Lately, I’ve been filled with more gas than Rush Limbaugh on an Oxycotin high. It usually happens in bed at night, where my long-suffering boyfriend has a very limited retreat. “What food pyramid item was that?” he’ll ask like a horrified Top Chef judge, his fingers searching the putrefied air for proper adjectives. “It’s like… rancid mustard baking on a decomposing iguana in the clothes hamper of a Jersey Shore cast member…”
It isn’t easy to admit having thunder pants, because I value my potty privacy. I can’t use a bathroom that doesn’t have a lock, and that includes when I’m home alone. So this post is self therapy to normalize a perfectly normal bodily function: doing the one-cheek sneak.
Here are some facts that might help us all feel a little more human.
1. Everybody farts. Flatulence is common. Estimates of farts-per-day range from men farting 14-25 times per day and women 7-12 times per day. Men have butt burps more often because we think it’s funnier, that’s my guess.
On average, a person produces about half a liter of fart gas per day, and the gas is produced one of two ways. First, from swallowing air as we eat. Oxygen is absorbed but this leaves nitrogen and carbon dioxide, which eventually makes their way out of the anal opening. Secondly, gas is produced by the breakdown of food during digestion.
2. The “warm silencers” are, in fact, worse than the loud ones. The farts produced by swallowing air are odorless, although they often pick up more odiferous components on the way through the bowel. They emerge from the anus in fairly large bubbles at body temperature. In other words, they’re all bark and no bite.
On the other hand, the gas produced by bacterial action (digestion) is another kind of fart altogether. Bacterial fermentation and digestion processes produce heat as a byproduct as well as various pungent gases. The resulting bubbles of gas tend to be small, hot, and concentrated with stinky bacterial metabolic products. These emerge as the notorious, warm, SBD (Silent-But-Deadly) farts, often in amounts too small to produce a good sound, but excelling in stench.
3. Individual fart results can vary. Diet is the largest variable for flatulence. If you’re looking to reduce those foods, good luck with that. The list includes beans, milk products, vegetables, fruits, cereals, fatty foods and carbonated liquids.

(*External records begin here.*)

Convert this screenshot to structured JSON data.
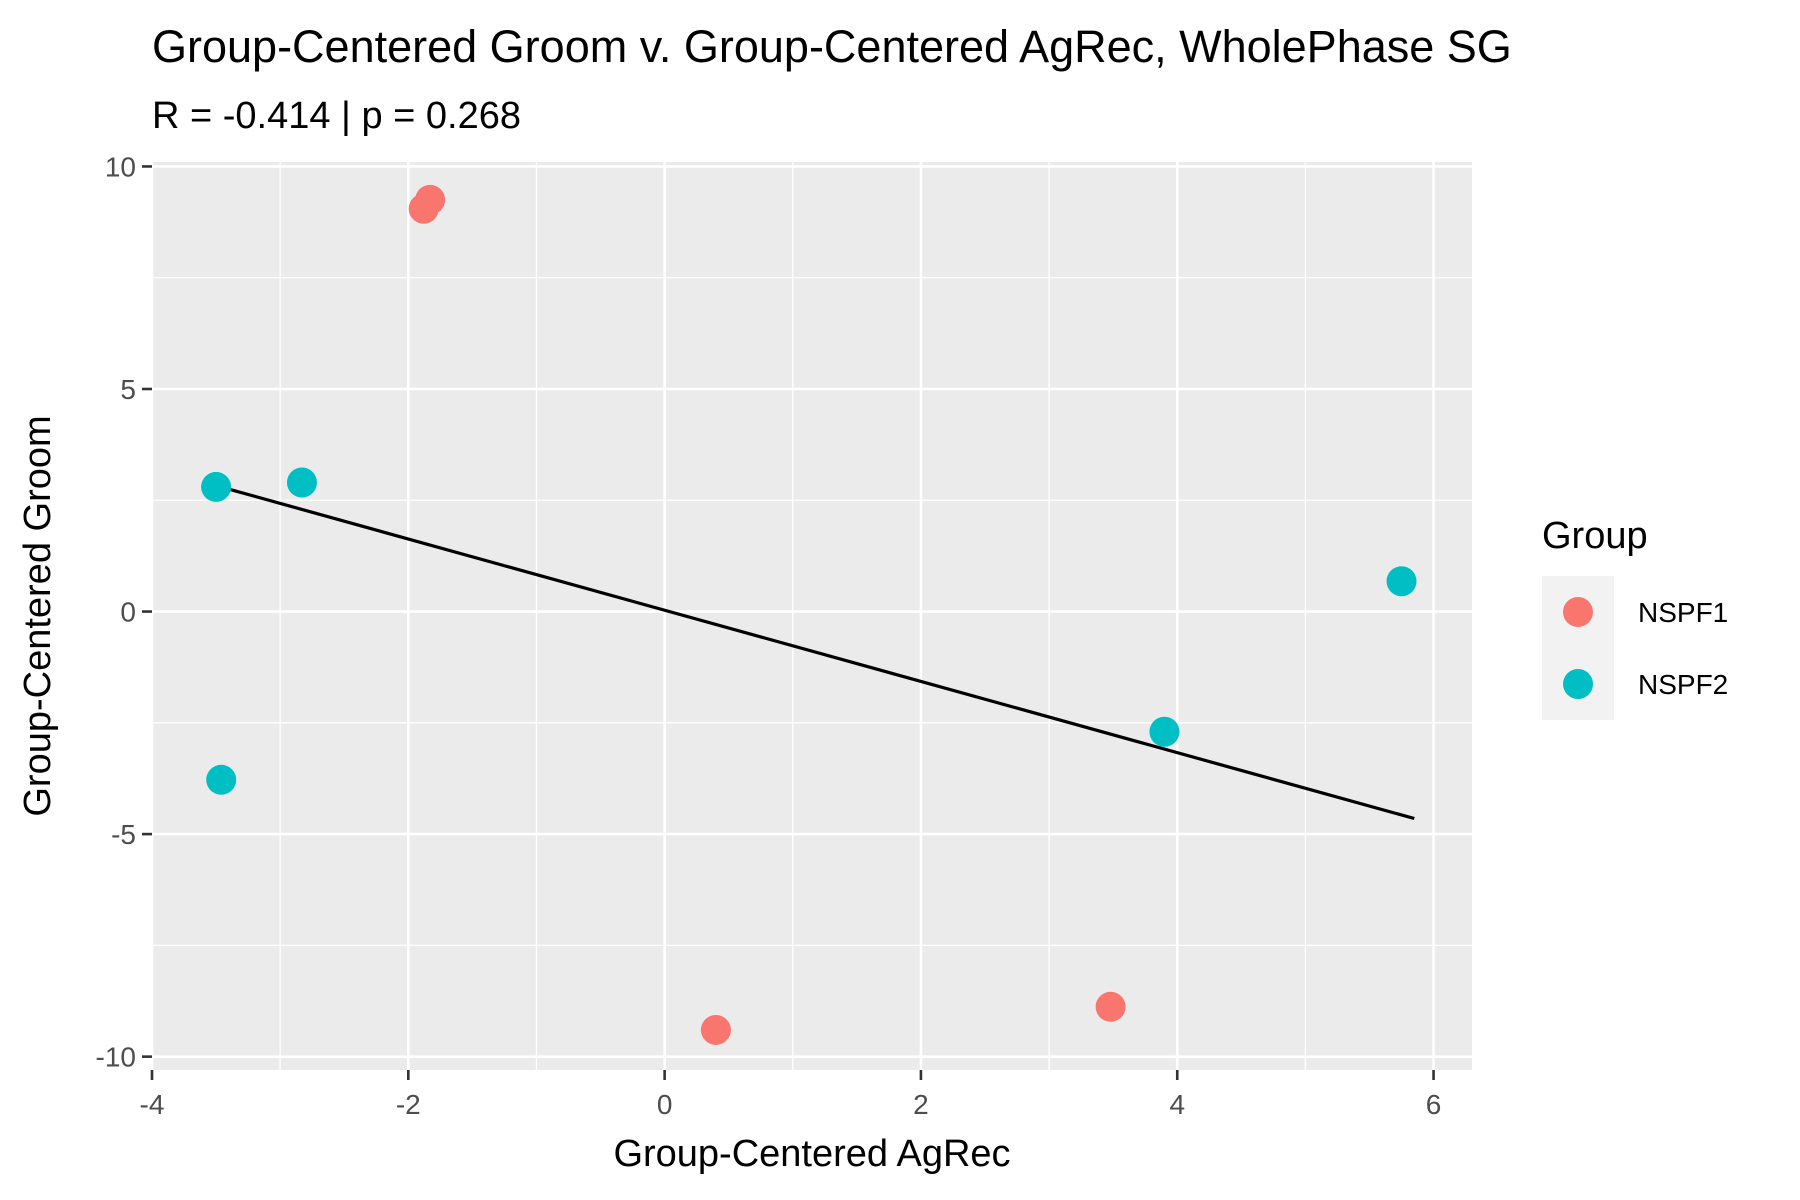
{
  "chart_data": {
    "type": "scatter",
    "title": "Group-Centered Groom v. Group-Centered AgRec, WholePhase SG",
    "subtitle": "R = -0.414 | p = 0.268",
    "xlabel": "Group-Centered AgRec",
    "ylabel": "Group-Centered Groom",
    "xlim": [
      -4,
      6.3
    ],
    "ylim": [
      -10.3,
      10.1
    ],
    "x_ticks": [
      -4,
      -2,
      0,
      2,
      4,
      6
    ],
    "x_tick_labels": [
      "-4",
      "-2",
      "0",
      "2",
      "4",
      "6"
    ],
    "y_ticks": [
      10,
      5,
      0,
      -5,
      -10
    ],
    "y_tick_labels": [
      "10",
      "5",
      "0",
      "-5",
      "-10"
    ],
    "grid": true,
    "legend_title": "Group",
    "legend_placement": "right",
    "series": [
      {
        "name": "NSPF1",
        "color": "#F8766D",
        "points": [
          {
            "x": -1.88,
            "y": 9.05
          },
          {
            "x": -1.83,
            "y": 9.25
          },
          {
            "x": 0.4,
            "y": -9.4
          },
          {
            "x": 3.48,
            "y": -8.88
          }
        ]
      },
      {
        "name": "NSPF2",
        "color": "#00BFC4",
        "points": [
          {
            "x": -3.5,
            "y": 2.8
          },
          {
            "x": -2.83,
            "y": 2.9
          },
          {
            "x": -3.46,
            "y": -3.78
          },
          {
            "x": 3.9,
            "y": -2.7
          },
          {
            "x": 5.75,
            "y": 0.68
          }
        ]
      }
    ],
    "fit_line": {
      "x": [
        -3.4,
        5.85
      ],
      "y": [
        2.75,
        -4.65
      ],
      "color": "#000000"
    }
  }
}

The side effect of many medications can also contribute to anal audio. If I wanted to avoid hole flappers, my HIV treatment options would have to go without Atripla, Invirase, Kaletra, Norvir, Prezista, Truvada, Viracept, and Viread.
4. Farting is commercial. Jim Carrey would be flipping burgers if jokes about blowing the butt bugle weren’t funny, but he’s not the only one making a buck. In 1940, some employees of the Jem Rubber Co. in Toronto were toying with scrap sheets of rubber when one of them sat on it and produced a farting noise. They informed their boss, who soon marketed the “Whoopee Cushion,” which soon became a world wide sensation.

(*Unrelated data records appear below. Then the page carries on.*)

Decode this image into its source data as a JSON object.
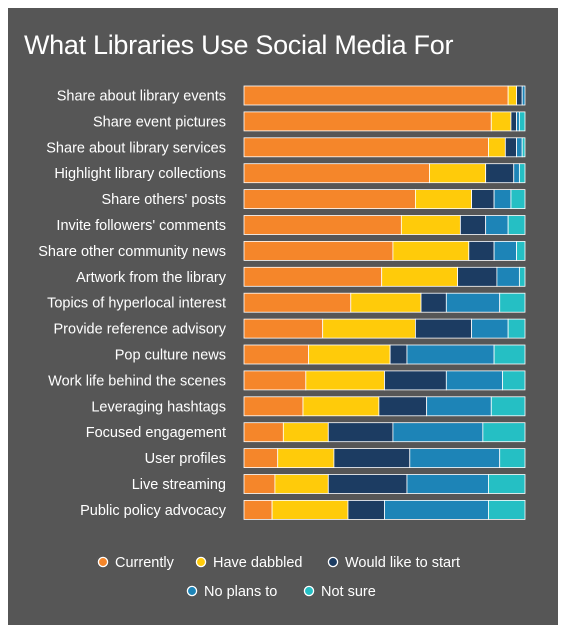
{
  "chart_data": {
    "type": "bar",
    "orientation": "horizontal",
    "stacked": true,
    "percent_stacked": true,
    "title": "What Libraries Use Social Media For",
    "categories": [
      "Share about library events",
      "Share event pictures",
      "Share about library services",
      "Highlight library collections",
      "Share others' posts",
      "Invite followers' comments",
      "Share other community news",
      "Artwork from the library",
      "Topics of hyperlocal interest",
      "Provide reference advisory",
      "Pop culture news",
      "Work life behind the scenes",
      "Leveraging hashtags",
      "Focused engagement",
      "User profiles",
      "Live streaming",
      "Public policy advocacy"
    ],
    "series": [
      {
        "name": "Currently",
        "color": "#f5862a",
        "values": [
          94,
          88,
          87,
          66,
          61,
          56,
          53,
          49,
          38,
          28,
          23,
          22,
          21,
          14,
          12,
          11,
          10
        ]
      },
      {
        "name": "Have dabbled",
        "color": "#ffcb0a",
        "values": [
          3,
          7,
          6,
          20,
          20,
          21,
          27,
          27,
          25,
          33,
          29,
          28,
          27,
          16,
          20,
          19,
          27
        ]
      },
      {
        "name": "Would like to start",
        "color": "#1c3c62",
        "values": [
          2,
          2,
          4,
          10,
          8,
          9,
          9,
          14,
          9,
          20,
          6,
          22,
          17,
          23,
          27,
          28,
          13
        ]
      },
      {
        "name": "No plans to",
        "color": "#1d84b7",
        "values": [
          1,
          1,
          2,
          2,
          6,
          8,
          8,
          8,
          19,
          13,
          31,
          20,
          23,
          32,
          32,
          29,
          37
        ]
      },
      {
        "name": "Not sure",
        "color": "#25bfc4",
        "values": [
          0,
          2,
          1,
          2,
          5,
          6,
          3,
          2,
          9,
          6,
          11,
          8,
          12,
          15,
          9,
          13,
          13
        ]
      }
    ],
    "xlim": [
      0,
      100
    ],
    "legend_position": "bottom",
    "grid": false
  }
}
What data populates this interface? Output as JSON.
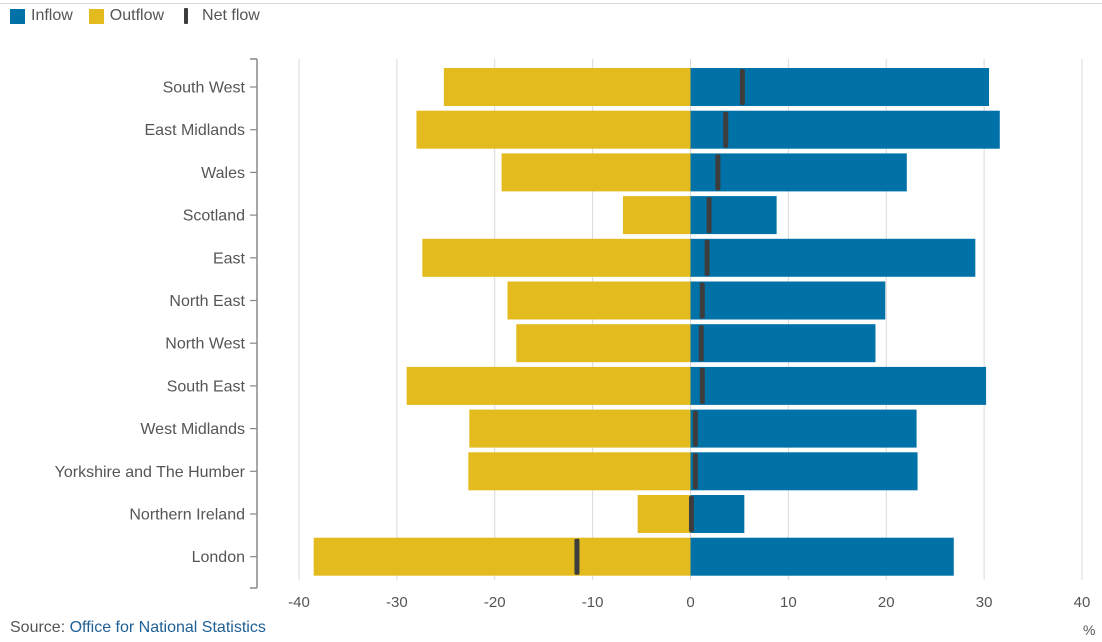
{
  "legend": {
    "inflow_label": "Inflow",
    "outflow_label": "Outflow",
    "net_label": "Net flow"
  },
  "source": {
    "prefix": "Source: ",
    "link_text": "Office for National Statistics"
  },
  "unit_label": "%",
  "colors": {
    "inflow": "#0072a7",
    "outflow": "#e3bb1f",
    "net": "#3d3d3d",
    "grid": "#d9d9d9"
  },
  "chart_data": {
    "type": "bar",
    "orientation": "horizontal",
    "title": "",
    "xlabel": "",
    "ylabel": "",
    "unit": "%",
    "xlim": [
      -40,
      40
    ],
    "x_ticks": [
      -40,
      -30,
      -20,
      -10,
      0,
      10,
      20,
      30,
      40
    ],
    "grid": true,
    "legend_position": "top-left",
    "categories": [
      "South West",
      "East Midlands",
      "Wales",
      "Scotland",
      "East",
      "North East",
      "North West",
      "South East",
      "West Midlands",
      "Yorkshire and The Humber",
      "Northern Ireland",
      "London"
    ],
    "series": [
      {
        "name": "Inflow",
        "values": [
          30.5,
          31.6,
          22.1,
          8.8,
          29.1,
          19.9,
          18.9,
          30.2,
          23.1,
          23.2,
          5.5,
          26.9
        ]
      },
      {
        "name": "Outflow",
        "values": [
          -25.2,
          -28.0,
          -19.3,
          -6.9,
          -27.4,
          -18.7,
          -17.8,
          -29.0,
          -22.6,
          -22.7,
          -5.4,
          -38.5
        ]
      },
      {
        "name": "Net flow",
        "values": [
          5.3,
          3.6,
          2.8,
          1.9,
          1.7,
          1.2,
          1.1,
          1.2,
          0.5,
          0.5,
          0.1,
          -11.6
        ]
      }
    ]
  }
}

5. Fart jokes never get old. In conclusion, allow me to share the oldest, raunchiest joke I know. Four gay guys are sitting naked in a jacuzzi, hanging out and having a good time together. Suddenly, a slimy white substance floats to the surface. The men stare at it, silently, in embarrassment. Finally, one of the men says to the others, “All right guys… who farted?”
Thanks and good night! I’ll be here all week!